Our current production: ‘St George and the Dragon’
Delving back in time when agricultural workers went about the countryside performing a Mummers play in return for food, drink and money, the Dragon Hall Mummers bring you their colourful revival of a popular story. In this entertaining excursion into an almost forgotten folk custom you will marvel at a Royal Personage, the Lady of the House, a Bold Slashing Man, some Sniveling, quite a bit of Boasting, a Lament, a Dance of pleasing brevity, Songs, a Fight to the Death involving our hero St George, and his Miraculous Recovery through the administration of Nip Nap by the Doctor.
Booking the Mummers
- The play is about 25 minutes long and can be performed twice in a day.
- It is suitable for clubs, groups, events and festivals, indoors or outdoors.
- It is available throughout the year and early booking is advisable to ensure all the Mummers are available.

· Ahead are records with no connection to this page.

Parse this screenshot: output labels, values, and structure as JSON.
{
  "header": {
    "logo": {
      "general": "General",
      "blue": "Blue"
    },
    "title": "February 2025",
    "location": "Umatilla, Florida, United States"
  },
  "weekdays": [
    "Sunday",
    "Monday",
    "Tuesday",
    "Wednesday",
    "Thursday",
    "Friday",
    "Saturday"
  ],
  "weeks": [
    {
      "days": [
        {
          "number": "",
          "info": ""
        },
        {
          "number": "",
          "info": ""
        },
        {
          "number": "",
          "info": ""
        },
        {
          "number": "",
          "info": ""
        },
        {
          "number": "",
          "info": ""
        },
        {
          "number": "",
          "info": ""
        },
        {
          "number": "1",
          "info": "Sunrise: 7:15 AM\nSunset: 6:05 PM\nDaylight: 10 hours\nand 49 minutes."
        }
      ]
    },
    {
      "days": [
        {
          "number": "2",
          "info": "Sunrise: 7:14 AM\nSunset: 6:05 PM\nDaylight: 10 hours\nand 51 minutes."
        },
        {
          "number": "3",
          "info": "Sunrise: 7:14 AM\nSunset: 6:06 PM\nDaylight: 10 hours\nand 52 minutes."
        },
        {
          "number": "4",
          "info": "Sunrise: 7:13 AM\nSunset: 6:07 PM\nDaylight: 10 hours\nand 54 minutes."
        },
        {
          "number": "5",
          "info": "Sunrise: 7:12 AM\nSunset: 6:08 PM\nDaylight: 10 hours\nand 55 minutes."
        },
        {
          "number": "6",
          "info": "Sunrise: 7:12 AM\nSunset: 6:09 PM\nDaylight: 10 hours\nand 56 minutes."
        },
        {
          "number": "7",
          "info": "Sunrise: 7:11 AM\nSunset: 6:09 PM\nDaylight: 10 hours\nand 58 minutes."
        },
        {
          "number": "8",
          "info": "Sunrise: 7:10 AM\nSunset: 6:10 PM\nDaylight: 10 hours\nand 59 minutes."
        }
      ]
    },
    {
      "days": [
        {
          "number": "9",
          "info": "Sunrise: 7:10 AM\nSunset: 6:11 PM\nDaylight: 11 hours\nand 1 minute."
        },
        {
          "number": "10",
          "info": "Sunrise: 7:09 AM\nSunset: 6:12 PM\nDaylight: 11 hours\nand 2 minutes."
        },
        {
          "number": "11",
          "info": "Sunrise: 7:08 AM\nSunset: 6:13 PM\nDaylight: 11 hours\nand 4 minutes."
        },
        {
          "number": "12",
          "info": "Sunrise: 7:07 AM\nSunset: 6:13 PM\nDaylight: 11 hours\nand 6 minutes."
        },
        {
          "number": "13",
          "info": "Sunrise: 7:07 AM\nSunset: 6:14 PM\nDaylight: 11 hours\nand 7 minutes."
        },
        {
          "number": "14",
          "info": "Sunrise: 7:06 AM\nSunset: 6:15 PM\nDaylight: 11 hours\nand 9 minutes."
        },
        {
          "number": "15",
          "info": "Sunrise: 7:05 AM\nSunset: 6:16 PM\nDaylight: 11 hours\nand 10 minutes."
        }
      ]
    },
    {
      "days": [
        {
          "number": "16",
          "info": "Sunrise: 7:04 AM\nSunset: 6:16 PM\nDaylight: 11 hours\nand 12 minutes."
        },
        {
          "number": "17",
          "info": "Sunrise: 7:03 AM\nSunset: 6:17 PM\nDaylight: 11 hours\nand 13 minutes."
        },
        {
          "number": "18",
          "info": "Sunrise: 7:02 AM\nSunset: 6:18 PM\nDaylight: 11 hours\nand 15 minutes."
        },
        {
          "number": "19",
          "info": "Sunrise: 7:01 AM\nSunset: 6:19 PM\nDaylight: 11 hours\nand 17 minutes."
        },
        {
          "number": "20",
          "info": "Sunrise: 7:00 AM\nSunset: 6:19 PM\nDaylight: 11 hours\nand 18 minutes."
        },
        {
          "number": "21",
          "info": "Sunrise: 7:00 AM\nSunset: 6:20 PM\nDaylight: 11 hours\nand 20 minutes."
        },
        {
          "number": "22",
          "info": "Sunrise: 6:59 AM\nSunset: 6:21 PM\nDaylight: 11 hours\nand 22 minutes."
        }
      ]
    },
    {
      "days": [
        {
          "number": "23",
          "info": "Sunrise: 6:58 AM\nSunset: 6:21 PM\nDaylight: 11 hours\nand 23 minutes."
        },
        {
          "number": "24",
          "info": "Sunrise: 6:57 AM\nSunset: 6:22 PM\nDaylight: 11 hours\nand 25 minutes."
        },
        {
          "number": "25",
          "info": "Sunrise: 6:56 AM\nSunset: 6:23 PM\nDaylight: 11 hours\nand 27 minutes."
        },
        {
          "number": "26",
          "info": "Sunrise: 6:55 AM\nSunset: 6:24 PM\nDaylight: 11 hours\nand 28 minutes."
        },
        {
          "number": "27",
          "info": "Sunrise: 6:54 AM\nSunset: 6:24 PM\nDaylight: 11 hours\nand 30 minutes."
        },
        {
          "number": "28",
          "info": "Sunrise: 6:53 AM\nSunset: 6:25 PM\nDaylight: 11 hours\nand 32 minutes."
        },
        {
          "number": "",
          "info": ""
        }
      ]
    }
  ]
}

- For prices go to the Dragon Hall Heritage Volunteers page and click ‘External Talks’
As an addition to the play we also have available a fascinating Powerpoint presentation: ‘Mummers, Mysteries and Mollies’ which explains where the Mummers came from, what they look like and how they relate to other rural customs, like the weirdly attired Molly Dancers of East Anglia.
More about Mummers plays
Mummers Plays are traditional English folk plays. They were performed mostly in rural areas at certain times of the year, such as Plough Monday and Christmas. Often they were an excuse for demanding money.
No one is sure how far back they go. They are sometimes confused with medieval mystery plays, and until recently it was widely believed that they were linked to ancient pagan fertility rites. We know that they were certainly around in the 18th century and the scripts were only collected once the plays disappeared, after the First World War. Unlike most rural areas Norfolk did not have a strong Mumming tradition.
Characters differ from place to place but the knockabout action always centres on a popular hero, defeated in combat, who is brought back to life by a quack doctor. Our hero is St George and is based upon a Mummers play from Norwich, put on by Maddermarket Theatre founder Nugent Monck in 1911. Like him we have borrowed from Mummers plays elsewhere and added our own comic action.